The Light-years Beneath My Feet
by Alan Dean Foster
Review by Jeffrey Lyons
Del Rey Hardcover ISBN/ITEM#: 0345461282
Date: 28 June, 2005 List Price $23.95 Amazon US / Amazon UK / Show Official Info /
Our hapless quartet of misfits returns to new adventures in The Light Years Beneath My Feet, book two of Alan Dean Foster's Taken Trilogy. As the book begins Marc, a human, George, a talking dog, Sque, a rubbery, tentacled egotist, and Braouk, a rock like monster that sprouts poetry are living in luxury having recently escaped the clutches of a slave-trading race called the Vilenjji. Luckily for them, a kindly pacifist group of Sessrimathenn gleefully answers their beckoning call making it quite difficult to leave.
Marc, out of boredom, takes up cooking with succulent results. A visiting delegation of Niyyuu is so impressed they immediately offer Marc a prestigious cooking position on their home planet of Niyu. He agrees on the condition that he can take his less than willing fellow captives and friends. Ultimately they agree because it is their desire to go home and Niyu might just offer them that opportunity.

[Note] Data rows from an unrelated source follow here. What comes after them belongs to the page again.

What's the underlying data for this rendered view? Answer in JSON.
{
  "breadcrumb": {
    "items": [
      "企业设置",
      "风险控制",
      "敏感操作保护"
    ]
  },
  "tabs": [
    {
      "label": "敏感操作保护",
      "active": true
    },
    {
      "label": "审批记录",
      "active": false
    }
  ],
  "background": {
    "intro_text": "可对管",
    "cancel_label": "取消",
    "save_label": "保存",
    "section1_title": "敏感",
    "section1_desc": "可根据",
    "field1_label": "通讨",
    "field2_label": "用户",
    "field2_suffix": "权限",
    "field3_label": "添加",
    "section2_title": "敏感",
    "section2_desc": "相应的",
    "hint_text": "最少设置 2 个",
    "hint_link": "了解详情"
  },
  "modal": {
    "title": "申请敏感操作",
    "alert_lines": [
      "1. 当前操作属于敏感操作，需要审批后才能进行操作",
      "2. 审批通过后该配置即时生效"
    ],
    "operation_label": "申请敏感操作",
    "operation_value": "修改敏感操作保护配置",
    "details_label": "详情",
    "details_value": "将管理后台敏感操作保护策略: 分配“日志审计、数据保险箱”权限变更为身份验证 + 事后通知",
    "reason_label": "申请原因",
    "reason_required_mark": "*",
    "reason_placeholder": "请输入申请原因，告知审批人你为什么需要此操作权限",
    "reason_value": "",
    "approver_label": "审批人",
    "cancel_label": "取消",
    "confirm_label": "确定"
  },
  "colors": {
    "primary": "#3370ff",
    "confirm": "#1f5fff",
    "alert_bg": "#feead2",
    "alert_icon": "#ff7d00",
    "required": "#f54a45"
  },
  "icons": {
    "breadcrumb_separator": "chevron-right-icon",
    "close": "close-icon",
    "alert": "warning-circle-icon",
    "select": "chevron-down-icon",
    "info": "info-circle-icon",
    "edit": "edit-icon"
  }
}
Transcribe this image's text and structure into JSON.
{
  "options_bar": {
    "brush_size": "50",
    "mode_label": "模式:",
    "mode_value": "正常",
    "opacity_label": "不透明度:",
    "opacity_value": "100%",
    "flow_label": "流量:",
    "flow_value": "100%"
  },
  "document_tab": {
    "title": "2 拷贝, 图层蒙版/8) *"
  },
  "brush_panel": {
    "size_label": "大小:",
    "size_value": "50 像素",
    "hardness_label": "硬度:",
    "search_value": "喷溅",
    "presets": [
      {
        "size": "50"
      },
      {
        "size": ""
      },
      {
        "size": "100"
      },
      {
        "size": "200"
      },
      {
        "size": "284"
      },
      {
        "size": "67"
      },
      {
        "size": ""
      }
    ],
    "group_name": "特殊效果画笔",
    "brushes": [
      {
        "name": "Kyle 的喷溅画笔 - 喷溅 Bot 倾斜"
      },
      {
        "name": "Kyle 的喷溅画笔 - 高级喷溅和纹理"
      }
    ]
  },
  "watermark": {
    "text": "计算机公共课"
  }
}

It turns out that several regions of Niyu are embroiled in a war covered greedily by the local media. It becomes increasingly clear that Marc's cooking is so fabulous, the Niyyuu drag their heels or fingers or something about seeking out the coordinates of their home worlds. In a sense they are captives again. That is until Marc hatches an elaborate plan with a power-hungry general to expand the war in such a way that it benefits him and his friends' quest to get home.
And all of this is accomplished in less than 250 pages!
Like the first book, this is to be taken with a grain of salt. It is meant to have a sense of humor. I didn't fall down laughing but I got plenty of chuckles out of bizarre predicament these characters find themselves in.
On the other hand Foster's characters make occasional commentary on the media and its war coverage, which is something we've all been exposed to with embedded reporters in Iraq and instantaneous information. While it's not the meat of the plot it definitely plays a role in the way the characters make decisions to bring the book to a conclusion.
The ending is left wide open so to provide plenty of room to grow when the third book is published. And the evil Vilenjji chase their cargo in the shadows suggesting that they will not let our heroes get away without a chase.
It's slick, creative, and amusing and a great follow-up to last year's Lost and Found. You can read this one without reading the first one but it is helpful to get the first one under your belt. Each of the characters has their own individuality about them. That?s all set up in the first book and they become well rounded in this one.